La banque affiche une perte avant impôts de 753 millions d'euros, contre plus d'un milliard un an plus tôt, grâce à une baisse des dépréciations

Bank of Ireland a quasiment réduit de moitié sa perte au premier semestre, à la faveur d’une baisse de ses dépréciations sur créances douteuses et sur ses actifs cédés à la structure de défaisance irlandaise, Nama. La perte sous-jacente avant impôts s’est ainsi élevée à 723 millions d’euros contre 1,3 milliard un an plus tôt. Ce recul important des dépréciations dans ses comptes cache néanmoins une chute de 66% de son résultat opérationnel. Celui-ci a été affecté par une forte hausse des coûts de financement sur les marchés à laquelle est venue s’ajouter une augmentation des rémunérations des garanties d’Etat. Il ressort à 163 millions d’euros contre 479 millions au 30 juin 2010.

Les dépréciations sur créances douteuses se sont élevées à 842 millions d’euros au premier semestre, soit une baisse de 22% sur un an. Bank of Ireland estime que le pic de dépréciations a été atteint en 2009 mais Richie Boucher, son directeur général, a prévenu qu’elles continueraient en 2012.

Le montant total de crédits en portefeuille a été réduit de près de 10% sur un an tandis que les dépôts sont restés stables par rapport au 31 décembre 2010, à 65 milliards d’euros. Son ratio prêts/dépôts a ainsi été ramené à 164% contre 175% fin 2010. La marge nette d’intérêt est tombée à 1,33% contre 1,41% un an plus tôt, en raison d’une pression concurrentielle accrue sur les dépôts. «Les résultats semestriels de Bank of Ireland reflètent les conditions difficiles au niveau des revenus qui étaient prévues et restent largement liées aux coûts de financements», souligne Davy Capital Markets.

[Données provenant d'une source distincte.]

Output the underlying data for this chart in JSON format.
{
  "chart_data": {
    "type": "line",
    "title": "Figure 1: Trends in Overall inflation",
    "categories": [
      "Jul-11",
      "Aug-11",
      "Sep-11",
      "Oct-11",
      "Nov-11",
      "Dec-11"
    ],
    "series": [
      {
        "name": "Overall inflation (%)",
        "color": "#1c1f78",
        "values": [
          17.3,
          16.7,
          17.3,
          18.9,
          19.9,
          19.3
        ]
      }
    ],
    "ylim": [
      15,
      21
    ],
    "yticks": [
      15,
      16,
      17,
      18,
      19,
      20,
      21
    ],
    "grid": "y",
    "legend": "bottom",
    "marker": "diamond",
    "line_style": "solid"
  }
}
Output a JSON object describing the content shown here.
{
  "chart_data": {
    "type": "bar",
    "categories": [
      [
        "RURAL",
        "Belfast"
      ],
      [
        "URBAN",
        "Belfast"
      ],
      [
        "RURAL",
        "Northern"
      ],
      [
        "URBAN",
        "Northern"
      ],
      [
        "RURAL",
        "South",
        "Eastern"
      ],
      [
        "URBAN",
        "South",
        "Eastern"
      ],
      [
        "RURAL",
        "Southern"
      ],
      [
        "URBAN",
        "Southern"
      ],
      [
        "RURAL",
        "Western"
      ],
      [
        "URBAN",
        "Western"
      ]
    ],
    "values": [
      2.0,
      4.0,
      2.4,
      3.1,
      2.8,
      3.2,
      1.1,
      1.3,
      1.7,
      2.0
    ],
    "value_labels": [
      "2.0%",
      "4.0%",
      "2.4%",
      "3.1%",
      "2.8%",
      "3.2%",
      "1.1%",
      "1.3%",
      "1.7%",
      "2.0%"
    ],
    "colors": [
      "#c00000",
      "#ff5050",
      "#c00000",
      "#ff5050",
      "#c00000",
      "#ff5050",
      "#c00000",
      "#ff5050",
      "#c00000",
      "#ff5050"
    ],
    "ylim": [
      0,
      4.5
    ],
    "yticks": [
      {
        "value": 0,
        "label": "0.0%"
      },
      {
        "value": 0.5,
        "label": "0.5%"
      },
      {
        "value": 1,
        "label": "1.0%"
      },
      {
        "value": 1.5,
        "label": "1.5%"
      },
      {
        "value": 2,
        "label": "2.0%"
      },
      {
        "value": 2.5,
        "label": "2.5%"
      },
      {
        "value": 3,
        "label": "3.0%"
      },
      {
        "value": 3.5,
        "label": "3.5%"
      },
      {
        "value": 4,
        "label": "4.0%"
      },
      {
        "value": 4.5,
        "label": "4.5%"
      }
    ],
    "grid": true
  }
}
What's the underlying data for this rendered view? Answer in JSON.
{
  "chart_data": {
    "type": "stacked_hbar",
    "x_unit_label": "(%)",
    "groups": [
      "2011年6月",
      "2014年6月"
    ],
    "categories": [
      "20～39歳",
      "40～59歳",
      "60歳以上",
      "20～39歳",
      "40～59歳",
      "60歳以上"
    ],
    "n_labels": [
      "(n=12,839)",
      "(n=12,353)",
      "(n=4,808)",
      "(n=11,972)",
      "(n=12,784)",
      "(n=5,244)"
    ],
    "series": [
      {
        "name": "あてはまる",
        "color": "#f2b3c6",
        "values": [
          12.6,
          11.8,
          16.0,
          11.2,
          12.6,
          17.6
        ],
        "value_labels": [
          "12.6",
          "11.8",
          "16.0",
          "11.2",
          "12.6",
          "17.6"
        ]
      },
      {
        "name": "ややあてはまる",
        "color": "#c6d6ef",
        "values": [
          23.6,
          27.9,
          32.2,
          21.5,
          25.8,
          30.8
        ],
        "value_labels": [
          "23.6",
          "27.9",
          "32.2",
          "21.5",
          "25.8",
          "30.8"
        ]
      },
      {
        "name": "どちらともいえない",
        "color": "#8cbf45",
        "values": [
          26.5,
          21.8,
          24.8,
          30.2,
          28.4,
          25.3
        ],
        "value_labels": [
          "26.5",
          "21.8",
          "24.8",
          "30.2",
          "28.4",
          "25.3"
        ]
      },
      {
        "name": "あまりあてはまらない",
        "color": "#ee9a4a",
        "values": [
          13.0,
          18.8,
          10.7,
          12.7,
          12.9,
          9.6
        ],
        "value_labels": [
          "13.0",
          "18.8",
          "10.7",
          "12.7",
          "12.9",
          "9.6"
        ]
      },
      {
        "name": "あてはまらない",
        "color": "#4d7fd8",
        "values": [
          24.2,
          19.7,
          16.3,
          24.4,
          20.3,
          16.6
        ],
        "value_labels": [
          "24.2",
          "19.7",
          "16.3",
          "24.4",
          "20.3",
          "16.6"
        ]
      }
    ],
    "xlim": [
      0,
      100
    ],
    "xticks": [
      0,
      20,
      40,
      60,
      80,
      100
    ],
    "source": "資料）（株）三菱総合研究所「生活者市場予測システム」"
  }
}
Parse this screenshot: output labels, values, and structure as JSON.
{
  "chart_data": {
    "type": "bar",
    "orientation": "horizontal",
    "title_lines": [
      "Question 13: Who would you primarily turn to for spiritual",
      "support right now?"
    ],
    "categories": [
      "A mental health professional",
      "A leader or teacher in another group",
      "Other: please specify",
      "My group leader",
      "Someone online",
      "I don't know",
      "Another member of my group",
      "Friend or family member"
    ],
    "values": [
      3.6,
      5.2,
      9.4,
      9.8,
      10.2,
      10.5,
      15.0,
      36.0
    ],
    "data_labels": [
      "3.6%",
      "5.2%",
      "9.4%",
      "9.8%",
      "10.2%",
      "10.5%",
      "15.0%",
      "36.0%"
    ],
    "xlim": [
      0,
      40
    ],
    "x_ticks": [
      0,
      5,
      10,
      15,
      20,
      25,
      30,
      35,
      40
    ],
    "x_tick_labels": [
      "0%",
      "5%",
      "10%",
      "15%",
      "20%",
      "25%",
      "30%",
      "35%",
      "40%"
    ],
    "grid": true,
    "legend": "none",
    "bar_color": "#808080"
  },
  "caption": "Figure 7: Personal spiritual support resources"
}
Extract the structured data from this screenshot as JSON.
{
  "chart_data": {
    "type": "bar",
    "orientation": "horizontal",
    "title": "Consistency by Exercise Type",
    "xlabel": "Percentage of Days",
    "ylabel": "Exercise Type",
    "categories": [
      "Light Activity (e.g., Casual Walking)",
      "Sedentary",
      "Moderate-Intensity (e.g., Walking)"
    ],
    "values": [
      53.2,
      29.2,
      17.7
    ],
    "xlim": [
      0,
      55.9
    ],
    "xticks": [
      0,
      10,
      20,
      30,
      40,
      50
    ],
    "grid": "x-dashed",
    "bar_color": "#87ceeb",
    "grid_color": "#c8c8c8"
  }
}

La première banque irlandaise, seul grand établissement du pays à avoir échappé à une nationalisation, a réussi le mois dernier à attirer des investisseurs étrangers dans son capital. Ces derniers ont versé 1,05 milliard d’euros pour détenir au final une participation de 34,9%, ramenant ainsi celle de l’Etat à 15%. La banque doit céder quelque 10 milliards d’euros de portefeuilles de crédits et la volatilité des marchés n’a pas affecté son programme. «Nous avons plutôt bien avancé sur la vente d’un certain nombre de portefeuilles», a déclaré Richie Boucher, ajoutant qu’il comptait faire des annonces à ce sujet dans les mois qui viennent. Hier, le Wall Street Journal rapportait que Wells Fargo allait racheter le portefeuille de crédits immobiliers commerciaux de Bank of Ireland pour 1,4 milliard de dollars, citant des sources proches du dossier.